Bringing us together means finding a way to work on a bipartisan basis. He had one success, the infrastructure bill, and that was done by Republicans and Democrats in the Senate working together. Build on that kind of success.

Romney said Republicans are willing to work with Biden "on issues that we care very deeply about."

He mentioned "family security,” education, health care and infrastructure. “We care about immigration. These are things we can do together."

Romney said Biden knows what the Senate is like, "and how you have to work on a bipartisan basis." Yet Biden is now urging Democrats to abolish the filibuster rule, which would suppress the voice of the political minority.

"That's not the right way to get things done in America and it's not the way to unite America. Uniting America finds a pathway in bringing people together and working on a collaborative basis."

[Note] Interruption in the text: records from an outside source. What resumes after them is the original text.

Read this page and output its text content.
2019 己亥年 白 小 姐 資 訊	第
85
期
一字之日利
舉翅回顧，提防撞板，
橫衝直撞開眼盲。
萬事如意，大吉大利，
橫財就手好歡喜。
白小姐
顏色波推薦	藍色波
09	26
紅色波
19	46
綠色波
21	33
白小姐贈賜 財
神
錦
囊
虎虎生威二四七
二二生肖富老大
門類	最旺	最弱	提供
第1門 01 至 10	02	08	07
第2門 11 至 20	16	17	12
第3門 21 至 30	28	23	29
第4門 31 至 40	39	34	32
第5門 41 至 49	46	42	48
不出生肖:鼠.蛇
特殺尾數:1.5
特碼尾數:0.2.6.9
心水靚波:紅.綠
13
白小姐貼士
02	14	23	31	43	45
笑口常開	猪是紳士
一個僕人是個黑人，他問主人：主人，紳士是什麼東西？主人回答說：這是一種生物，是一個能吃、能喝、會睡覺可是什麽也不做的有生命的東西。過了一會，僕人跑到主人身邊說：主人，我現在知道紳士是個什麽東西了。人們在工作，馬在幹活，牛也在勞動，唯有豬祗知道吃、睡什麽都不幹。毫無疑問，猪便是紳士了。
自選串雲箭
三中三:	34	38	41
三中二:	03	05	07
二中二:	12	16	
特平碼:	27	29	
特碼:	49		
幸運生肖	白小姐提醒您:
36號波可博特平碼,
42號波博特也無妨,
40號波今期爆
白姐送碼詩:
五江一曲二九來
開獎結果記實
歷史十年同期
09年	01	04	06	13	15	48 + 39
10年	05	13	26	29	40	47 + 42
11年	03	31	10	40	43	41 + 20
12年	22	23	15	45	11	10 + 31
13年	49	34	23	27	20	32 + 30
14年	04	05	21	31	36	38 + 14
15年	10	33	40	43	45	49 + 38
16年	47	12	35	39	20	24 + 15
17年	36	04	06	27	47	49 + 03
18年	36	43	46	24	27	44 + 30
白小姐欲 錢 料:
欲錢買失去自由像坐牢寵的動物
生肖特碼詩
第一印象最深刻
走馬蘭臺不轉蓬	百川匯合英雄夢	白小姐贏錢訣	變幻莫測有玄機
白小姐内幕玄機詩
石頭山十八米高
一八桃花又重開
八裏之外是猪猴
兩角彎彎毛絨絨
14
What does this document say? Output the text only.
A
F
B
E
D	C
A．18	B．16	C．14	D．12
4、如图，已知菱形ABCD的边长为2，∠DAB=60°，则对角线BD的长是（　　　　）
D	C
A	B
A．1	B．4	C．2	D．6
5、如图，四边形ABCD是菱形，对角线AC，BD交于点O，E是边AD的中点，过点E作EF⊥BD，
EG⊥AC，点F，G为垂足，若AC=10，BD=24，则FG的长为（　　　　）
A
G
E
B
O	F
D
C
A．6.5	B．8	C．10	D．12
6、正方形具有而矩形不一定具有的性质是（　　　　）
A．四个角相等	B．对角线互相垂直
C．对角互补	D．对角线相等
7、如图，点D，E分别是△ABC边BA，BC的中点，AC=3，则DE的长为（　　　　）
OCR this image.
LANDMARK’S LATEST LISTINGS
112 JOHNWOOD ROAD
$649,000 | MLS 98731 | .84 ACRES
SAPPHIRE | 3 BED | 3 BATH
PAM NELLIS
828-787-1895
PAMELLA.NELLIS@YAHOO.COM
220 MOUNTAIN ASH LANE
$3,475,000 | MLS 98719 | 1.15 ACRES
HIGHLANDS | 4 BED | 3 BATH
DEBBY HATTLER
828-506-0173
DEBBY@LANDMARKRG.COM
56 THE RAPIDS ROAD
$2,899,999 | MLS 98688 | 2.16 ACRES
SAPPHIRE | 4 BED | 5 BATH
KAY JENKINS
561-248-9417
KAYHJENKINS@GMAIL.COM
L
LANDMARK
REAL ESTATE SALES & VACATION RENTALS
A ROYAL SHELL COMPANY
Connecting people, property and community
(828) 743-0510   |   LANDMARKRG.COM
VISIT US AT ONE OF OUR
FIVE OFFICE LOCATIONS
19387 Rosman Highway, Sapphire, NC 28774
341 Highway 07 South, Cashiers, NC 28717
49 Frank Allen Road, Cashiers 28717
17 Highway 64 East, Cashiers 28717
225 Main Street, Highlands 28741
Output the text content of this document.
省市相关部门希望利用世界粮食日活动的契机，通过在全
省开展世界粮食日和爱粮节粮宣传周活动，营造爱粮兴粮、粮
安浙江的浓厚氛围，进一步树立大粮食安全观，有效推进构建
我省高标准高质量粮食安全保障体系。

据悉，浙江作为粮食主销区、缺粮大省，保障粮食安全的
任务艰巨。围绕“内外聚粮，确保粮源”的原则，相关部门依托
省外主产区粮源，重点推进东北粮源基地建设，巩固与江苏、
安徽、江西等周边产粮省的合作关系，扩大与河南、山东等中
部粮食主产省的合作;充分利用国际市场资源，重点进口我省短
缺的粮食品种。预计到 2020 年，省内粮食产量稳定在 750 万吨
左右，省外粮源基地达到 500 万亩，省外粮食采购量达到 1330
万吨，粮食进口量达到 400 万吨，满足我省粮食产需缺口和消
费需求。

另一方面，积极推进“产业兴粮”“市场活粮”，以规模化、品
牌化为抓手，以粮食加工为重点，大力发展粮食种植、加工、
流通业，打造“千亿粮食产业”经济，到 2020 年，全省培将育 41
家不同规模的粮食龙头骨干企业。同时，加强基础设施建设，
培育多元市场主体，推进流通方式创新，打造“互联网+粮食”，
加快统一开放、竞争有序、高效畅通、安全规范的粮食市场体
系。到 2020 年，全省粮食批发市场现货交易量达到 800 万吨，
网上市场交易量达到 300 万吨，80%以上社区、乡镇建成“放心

As for the leftist Democrat argument that Republican states are trying to suppress or subvert the vote, Romney noted that existing federal law already bars discrimination in voting. "So, we have laws to prevent discrimination based upon race, and that should be the case,” he said:

“But what I think we have to point out here is that a state like Georgia -- which everybody's talking about because the president went there -- it's easier to vote in Georgia, even under the new legislation, than it is to vote in Delaware, or to vote in New York, or to vote in New Jersey.

“And no one is saying that, oh, New York has discriminatory practices," Romney said. "No, New York's practices are more stringent, more difficult to vote there than Georgia. So, this is clearly a political play to appeal to a base in the Democratic Party and an effort to really work at a bipartisan basis hasn't happened yet.”